Suatu malam sebelum lelap saya sempat update postingan Twitter demikian, setelah lelah menyelam dalam linimasa yang sibuk.
Kenapa (hidup) gini-gini aja?
Menjelang usia selepas kuliah, kita semua pasti dihantui berbagai tanya dalam hidup. Mau kerja kemana? Mau kerja sesuai keinginan atau se-keterimanya-kerja aja? Mau nikah, tapi pacar gak setia masih ingin eksplor diri kesana-kemari? Tekanan kiri-kanan untuk membentuk pribadi seperti A B C kadang bikin stress sendiri.
Banyak yang bilang, ini disebut Quarter Life Crisis. Hah, apaan sih itu?
Seperti hidup dalam paradoks, semua yang sedang dalam kebimbangan di quarter life crisis menganggap bahwa hidup ini kok gini-gini aja ya? Saya kok kesannya nggak bisa berkembang ya? Temen saya itu udah S2 lho, otw kawin, udah beli rumah di Cipete. Lha kok saya masih mantengin linimasa liat twitwar Drama Kecebong Kampret?!
Tak hanya pertanyaan terkait status sosial, bahkan pertanyaan seputar integritas diri pun bermunculan. Keinginan diri untuk menjadi sesuatu dan berkomitmen dengan diri sendiri menjadi hal yang sulit.

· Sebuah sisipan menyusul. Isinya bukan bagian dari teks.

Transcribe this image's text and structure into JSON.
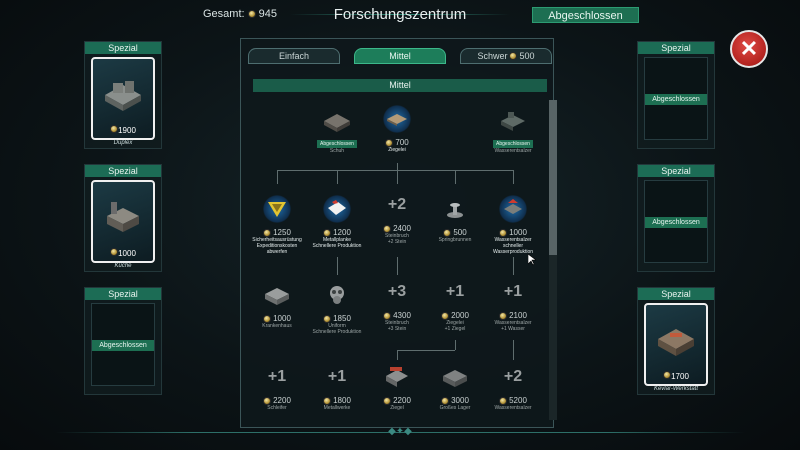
{
  "header": {
    "total_label": "Gesamt:",
    "total_value": "945",
    "title": "Forschungszentrum",
    "status": "Abgeschlossen"
  },
  "left_slots": [
    {
      "head": "Spezial",
      "price": "1900",
      "label": "Duplex"
    },
    {
      "head": "Spezial",
      "price": "1000",
      "label": "Küche"
    },
    {
      "head": "Spezial",
      "status": "Abgeschlossen"
    }
  ],
  "right_slots": [
    {
      "head": "Spezial",
      "status": "Abgeschlossen"
    },
    {
      "head": "Spezial",
      "status": "Abgeschlossen"
    },
    {
      "head": "Spezial",
      "price": "1700",
      "label": "Kevlar-Werkstatt"
    }
  ],
  "tabs": [
    {
      "label": "Einfach"
    },
    {
      "label": "Mittel"
    },
    {
      "label": "Schwer",
      "price": "500"
    }
  ],
  "section_title": "Mittel",
  "tree": {
    "row1": [
      {
        "status": "Abgeschlossen",
        "name": "Schuh"
      },
      {
        "price": "700",
        "name": "Ziegelei"
      },
      {
        "status": "Abgeschlossen",
        "name": "Wasserentsalzer"
      }
    ],
    "row2": [
      {
        "price": "1250",
        "name": "Sicherheitsausrüstung",
        "sub": "Expeditionskosten abwerfen"
      },
      {
        "price": "1200",
        "name": "Metallplanke",
        "sub": "Schnellere Produktion"
      },
      {
        "badge": "+2",
        "price": "2400",
        "name": "Steinbruch",
        "sub": "+2 Stein"
      },
      {
        "price": "500",
        "name": "Springbrunnen"
      },
      {
        "price": "1000",
        "name": "Wasserentsalzer",
        "sub": "schneller Wasserproduktion"
      }
    ],
    "row3": [
      {
        "price": "1000",
        "name": "Krankenhaus"
      },
      {
        "price": "1850",
        "name": "Uniform",
        "sub": "Schnellere Produktion"
      },
      {
        "badge": "+3",
        "price": "4300",
        "name": "Steinbruch",
        "sub": "+3 Stein"
      },
      {
        "badge": "+1",
        "price": "2000",
        "name": "Ziegelei",
        "sub": "+1 Ziegel"
      },
      {
        "badge": "+1",
        "price": "2100",
        "name": "Wasserentsalzer",
        "sub": "+1 Wasser"
      }
    ],
    "row4": [
      {
        "badge": "+1",
        "price": "2200",
        "name": "Schleifer"
      },
      {
        "badge": "+1",
        "price": "1800",
        "name": "Metallwerke"
      },
      {
        "price": "2200",
        "name": "Ziegel"
      },
      {
        "price": "3000",
        "name": "Großes Lager"
      },
      {
        "badge": "+2",
        "price": "5200",
        "name": "Wasserentsalzer"
      }
    ]
  },
  "icons": {
    "close": "close-x-icon",
    "currency": "coin-icon"
  }
}
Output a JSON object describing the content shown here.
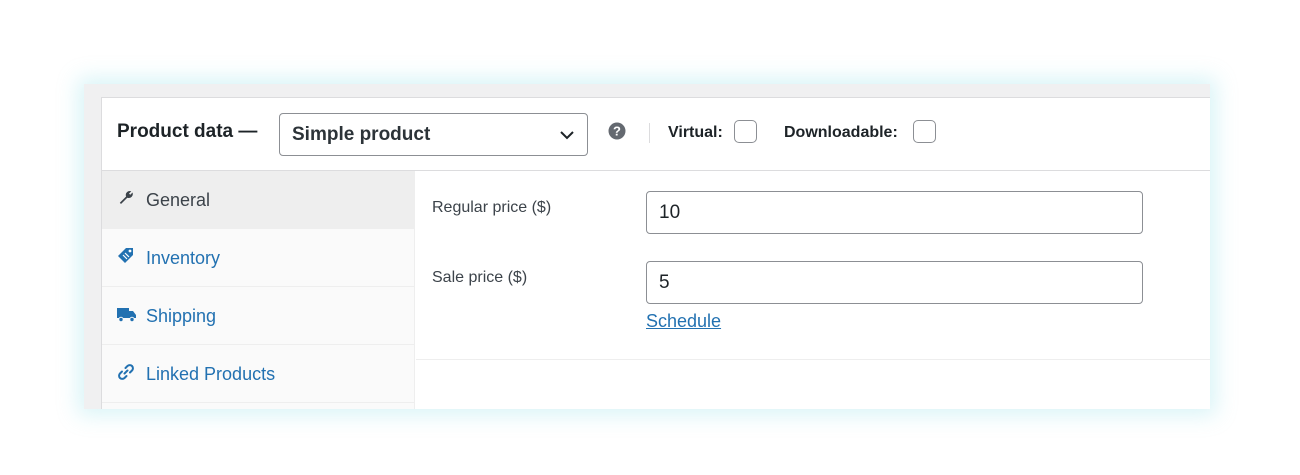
{
  "header": {
    "title": "Product data —",
    "product_type": {
      "selected": "Simple product",
      "options": [
        "Simple product"
      ]
    },
    "virtual_label": "Virtual:",
    "virtual_checked": false,
    "downloadable_label": "Downloadable:",
    "downloadable_checked": false
  },
  "tabs": [
    {
      "label": "General",
      "icon": "wrench-icon",
      "active": true
    },
    {
      "label": "Inventory",
      "icon": "tag-icon",
      "active": false
    },
    {
      "label": "Shipping",
      "icon": "truck-icon",
      "active": false
    },
    {
      "label": "Linked Products",
      "icon": "link-icon",
      "active": false
    }
  ],
  "general": {
    "regular_price_label": "Regular price ($)",
    "regular_price_value": "10",
    "sale_price_label": "Sale price ($)",
    "sale_price_value": "5",
    "schedule_link": "Schedule"
  },
  "colors": {
    "accent": "#2271b1",
    "text": "#1d2327",
    "border": "#8c8f94"
  }
}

Jujur, tempo hari saya sedang merasa kelelahan. Lelah akan capaian orang lain yang lebih dari saya, dimana semua teman-teman saya sepertinya sudah achieve more dibanding saya dalam hal prestasi dan salary jabatan tinggi. Melihat teman yang sudah menggendong bayi malah menimbulkan ketakutan pada saya, apakah saya setua itu sampai-sampai timeline gue kok isinya bayi gumoh semua?
Sosial media itu seperti showroom dimana kita bisa menunjukkan apapun. Mulai status, popularitas, prestasi, gaya hidup, hobi, kehidupan pernikahan/keluarga, bisnis yang sedang dijalankan, tempat hangout/liburan dan lain sebagainya, karena sosial media salah satunya memang dirancang secara untuk "terlihat" oleh orang lain, termasuk sebagai lapak untuk membenci sesuatu/orang lain secara bersama-sama.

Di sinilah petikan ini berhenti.